„Johnson & Johnson wusste seit Jahrzehnten über Asbest in seinem Babypuder“

Die Reuters-Untersuchung steht vor dem Hintergrund der zahlreichen Klagen, mit denen das Unternehmen derzeit konfrontiert ist.

Johnson Johnson, Johnson Talkumpuder, Johnson Puderkrebs, Johnson & Johnson Klage, Johnson & Johnson Talkumpuder, Eierstockkrebs, Johnson BabypuderDer Reuters-Bericht besagt auch, dass J&J die Behauptung zurückgewiesen hat. Babypuder war dem Bericht zufolge asbestfrei. (Reuters-Foto)

Der globale Pharmariese Johnson & Johnson wusste seit Jahrzehnten, dass sein Babypuder Asbest enthält, sagte Reuters in einem Bericht am Freitag. Die Reuters-Untersuchung steht vor dem Hintergrund mehrerer Klagen, mit denen das Unternehmen derzeit konfrontiert ist – in denen mehr als 9.000 Kläger behauptet haben, dass seine Talk-Babypuder-Produkte Asbest enthalten und Eierstock- und andere Krebsarten verursacht haben. In einem schweren Rückschlag für das Unternehmen hatte die Jury von St. Louis im Juli 22 Frauen und ihren Familien einen Gesamtschaden in Höhe von fast 4,7 Milliarden US-Dollar zugesprochen, nachdem sie im ersten Verfahren gegen das Unternehmen behauptet hatten, dass Asbest in Talkumpuder von Johnson & Johnson zu ihrem Eierstockkrebs beigetragen hatte die sich auf Asbest im Pulver konzentrierte.

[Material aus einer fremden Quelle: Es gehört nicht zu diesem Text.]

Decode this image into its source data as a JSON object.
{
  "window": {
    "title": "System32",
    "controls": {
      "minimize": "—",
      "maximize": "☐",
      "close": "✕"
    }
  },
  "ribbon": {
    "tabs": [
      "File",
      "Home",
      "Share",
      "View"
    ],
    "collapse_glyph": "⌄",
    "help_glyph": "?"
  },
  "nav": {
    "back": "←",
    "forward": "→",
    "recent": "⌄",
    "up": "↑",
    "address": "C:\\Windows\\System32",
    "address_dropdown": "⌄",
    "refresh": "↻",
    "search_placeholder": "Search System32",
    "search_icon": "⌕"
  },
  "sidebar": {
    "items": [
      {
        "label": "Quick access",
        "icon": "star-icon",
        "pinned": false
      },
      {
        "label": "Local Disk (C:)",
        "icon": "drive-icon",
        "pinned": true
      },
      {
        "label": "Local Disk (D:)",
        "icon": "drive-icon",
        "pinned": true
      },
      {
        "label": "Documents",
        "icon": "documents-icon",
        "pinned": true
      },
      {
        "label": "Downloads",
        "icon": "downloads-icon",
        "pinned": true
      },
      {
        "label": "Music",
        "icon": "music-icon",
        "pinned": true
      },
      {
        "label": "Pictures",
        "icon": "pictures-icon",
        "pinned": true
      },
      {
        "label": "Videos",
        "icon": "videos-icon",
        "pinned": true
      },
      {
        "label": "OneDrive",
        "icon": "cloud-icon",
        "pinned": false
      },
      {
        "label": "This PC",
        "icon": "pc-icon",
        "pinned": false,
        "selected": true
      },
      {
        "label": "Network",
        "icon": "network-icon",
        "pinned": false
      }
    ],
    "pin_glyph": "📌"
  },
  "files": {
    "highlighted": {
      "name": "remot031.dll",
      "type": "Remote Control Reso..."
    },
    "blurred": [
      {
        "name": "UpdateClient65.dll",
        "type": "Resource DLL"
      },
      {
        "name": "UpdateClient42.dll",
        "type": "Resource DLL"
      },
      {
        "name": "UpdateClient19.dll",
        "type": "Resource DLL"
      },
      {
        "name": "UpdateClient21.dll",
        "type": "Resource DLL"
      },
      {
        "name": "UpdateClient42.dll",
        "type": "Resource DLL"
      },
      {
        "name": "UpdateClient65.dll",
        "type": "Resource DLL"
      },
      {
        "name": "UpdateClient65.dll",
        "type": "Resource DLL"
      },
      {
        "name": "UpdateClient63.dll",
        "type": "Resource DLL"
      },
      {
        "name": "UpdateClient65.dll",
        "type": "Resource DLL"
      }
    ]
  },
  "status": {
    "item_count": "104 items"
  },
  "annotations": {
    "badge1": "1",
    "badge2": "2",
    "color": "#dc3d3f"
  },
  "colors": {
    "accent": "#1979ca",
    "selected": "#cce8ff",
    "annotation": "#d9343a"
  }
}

Die Jury hatte die Zuerkennung von Strafschadensersatz in Höhe von 4,14 Milliarden US-Dollar angekündigt, kurz nachdem sie nach einem sechswöchigen Prozess vor dem St. Louis Circuit Court 550 Millionen US-Dollar Schadensersatz zugesprochen hatte. J&J hatte geschworen, gegen das Urteil Berufung einzulegen.

Eine von Reuters durchgeführte Untersuchung ergab, dass auf der Grundlage von Dokumentenprüfungen, Zeugenaussagen und Zeugenaussagen – mindestens 1971 bis Anfang der 2000er Jahre der Rohtalk und die fertigen Pulver des Unternehmens manchmal positiv auf kleine Mengen Asbest getestet wurden, und dass das Unternehmen Führungskräfte, Minenmanager, Wissenschaftler, Ärzte und Anwälte machten sich Sorgen über das Problem und wie man es angehen könnte, ohne es den Aufsichtsbehörden oder der Öffentlichkeit offenzulegen.



Die Dokumente schildern auch erfolgreiche Bemühungen, die Pläne der US-Regulierungsbehörden zur Begrenzung von Asbest in kosmetischen Talkprodukten und die wissenschaftliche Forschung zu den gesundheitlichen Auswirkungen von Talk zu beeinflussen, heißt es in dem Bericht.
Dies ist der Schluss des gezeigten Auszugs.